Technology advances mean that even non-military drones can now fly for up to 45 minutes with a range of 10,000 feet.

Lighter and smaller drones are coming onto the market; even the government has acknowledged the aircraft are becoming "more popular and versatile".

Such advances also mean commercial users are increasingly not bound by regulations such as the 1995 air navigation order, which requires non-commercial drones weighing seven kilograms or more to apply for a new permit for every flight.
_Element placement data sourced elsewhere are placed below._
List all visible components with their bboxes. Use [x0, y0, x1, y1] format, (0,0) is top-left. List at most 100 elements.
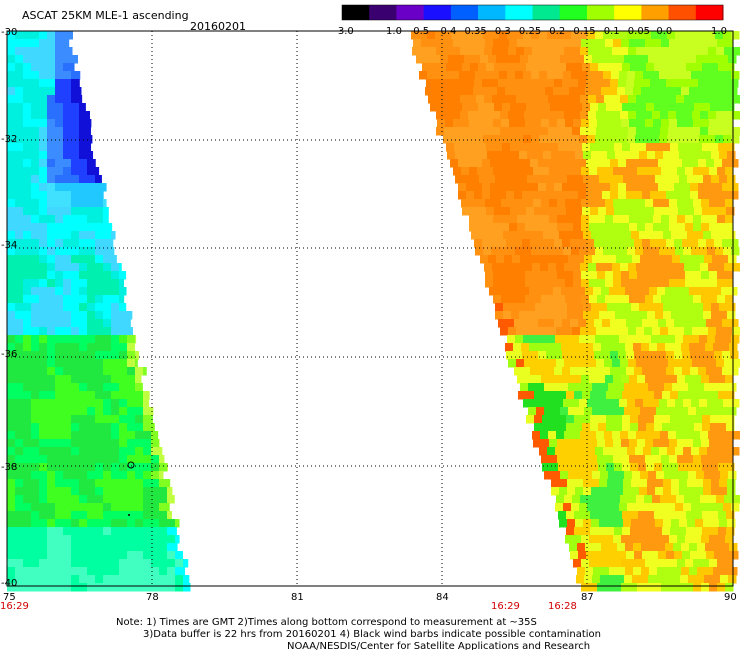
data-cell	[643, 31, 652, 40]
data-cell	[682, 79, 691, 88]
data-cell	[533, 199, 542, 208]
data-cell	[23, 375, 32, 384]
data-cell	[720, 55, 729, 64]
data-cell	[524, 127, 533, 136]
data-cell	[151, 583, 160, 592]
data-cell	[550, 63, 559, 72]
data-cell	[562, 319, 571, 328]
data-cell	[620, 263, 629, 272]
data-cell	[39, 79, 48, 88]
data-cell	[709, 583, 718, 592]
data-cell	[608, 383, 617, 392]
data-cell	[643, 71, 652, 80]
data-cell	[159, 471, 164, 480]
data-cell	[63, 495, 72, 504]
data-cell	[700, 495, 709, 504]
data-cell	[546, 79, 555, 88]
data-cell	[732, 95, 740, 104]
data-cell	[685, 215, 694, 224]
data-cell	[605, 559, 614, 568]
data-cell	[119, 335, 128, 344]
data-cell	[516, 47, 525, 56]
data-cell	[686, 391, 695, 400]
data-cell	[649, 87, 658, 96]
data-cell	[605, 215, 614, 224]
data-cell	[650, 191, 659, 200]
data-cell	[655, 479, 664, 488]
data-cell	[87, 183, 96, 192]
data-cell	[450, 79, 459, 88]
data-cell	[645, 199, 654, 208]
data-cell	[15, 407, 24, 416]
data-cell	[690, 239, 699, 248]
data-cell	[569, 87, 578, 96]
data-cell	[558, 463, 567, 472]
data-cell	[659, 135, 668, 144]
data-cell	[573, 375, 582, 384]
data-cell	[79, 415, 88, 424]
data-cell	[526, 391, 535, 400]
data-cell	[715, 135, 724, 144]
data-cell	[103, 255, 112, 264]
time-label-left: 16:29	[0, 601, 29, 612]
data-cell	[39, 95, 48, 104]
data-cell	[725, 439, 734, 448]
data-cell	[564, 359, 573, 368]
data-cell	[525, 375, 534, 384]
data-cell	[653, 215, 662, 224]
data-cell	[522, 79, 531, 88]
data-cell	[611, 447, 620, 456]
data-cell	[540, 327, 549, 336]
data-cell	[539, 135, 548, 144]
data-cell	[79, 567, 88, 576]
data-cell	[572, 359, 581, 368]
data-cell	[87, 223, 96, 232]
data-cell	[466, 191, 475, 200]
data-cell	[79, 239, 88, 248]
data-cell	[509, 271, 518, 280]
data-cell	[701, 375, 710, 384]
data-cell	[47, 551, 56, 560]
data-cell	[55, 503, 64, 512]
data-cell	[716, 127, 725, 136]
data-cell	[700, 127, 709, 136]
data-cell	[135, 583, 144, 592]
data-cell	[563, 135, 572, 144]
data-cell	[7, 223, 16, 232]
data-cell	[71, 263, 80, 272]
data-cell	[676, 327, 685, 336]
data-cell	[39, 367, 48, 376]
data-cell	[616, 575, 625, 584]
data-cell	[589, 439, 598, 448]
data-cell	[468, 95, 477, 104]
data-cell	[87, 143, 92, 152]
data-cell	[39, 143, 48, 152]
colorbar-tick-label: -0.1	[600, 26, 620, 37]
data-cell	[622, 423, 631, 432]
data-cell	[525, 215, 534, 224]
data-cell	[127, 559, 136, 568]
data-cell	[39, 119, 48, 128]
data-cell	[79, 575, 88, 584]
data-cell	[31, 487, 40, 496]
data-cell	[575, 175, 584, 184]
data-cell	[79, 263, 88, 272]
data-cell	[119, 407, 128, 416]
data-cell	[95, 223, 104, 232]
data-cell	[39, 479, 48, 488]
data-cell	[127, 495, 136, 504]
data-cell	[589, 271, 598, 280]
data-cell	[636, 47, 645, 56]
data-cell	[681, 543, 690, 552]
data-cell	[654, 103, 663, 112]
data-cell	[103, 247, 112, 256]
data-cell	[7, 535, 16, 544]
data-cell	[111, 319, 120, 328]
data-cell	[119, 583, 128, 592]
data-cell	[478, 207, 487, 216]
data-cell	[558, 207, 567, 216]
data-cell	[639, 519, 648, 528]
data-cell	[475, 247, 484, 256]
data-cell	[524, 95, 533, 104]
data-cell	[574, 143, 583, 152]
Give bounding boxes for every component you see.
Under the order, the Civil Aviation Department requires operators to fly below 3,000 feet, during daylight hours, in good weather conditions, and not within 5km of an aerodrome.

Aircraft light enough to not be covered by the rule would be an advantage for Jeffrey Yim, 48, who founded KF Innovatus to provide aerial cinematography to the creative industries. "Every time I get a job, I have to apply for a permit and it takes 28 days, and a lot of jobs are missed primarily because the client can't wait or doesn't plan that far ahead."

Technological advances have also prompted privacy concerns.

Privacy Commissioner Allan Chiang Yam-wang said in April the government should "take the lead" on law reforms to address privacy issues caused by drones.

Charles Mok, lawmaker for the IT sector, has also called for updated laws. "The balance between innovation and privacy protection is a delicate one … users are treading the boundaries of our privacy law."

The CAD said it would continue to monitor a global study of drones by the International Civil Aviation Organisation.

But regulation is a complex issue, especially as the government has its own uses for drones. The Lands Department uses drones for surveys in challenging terrain, while the Observatory, the Agriculture, Fisheries and Conservation Department and the Housing Department are also considering using them.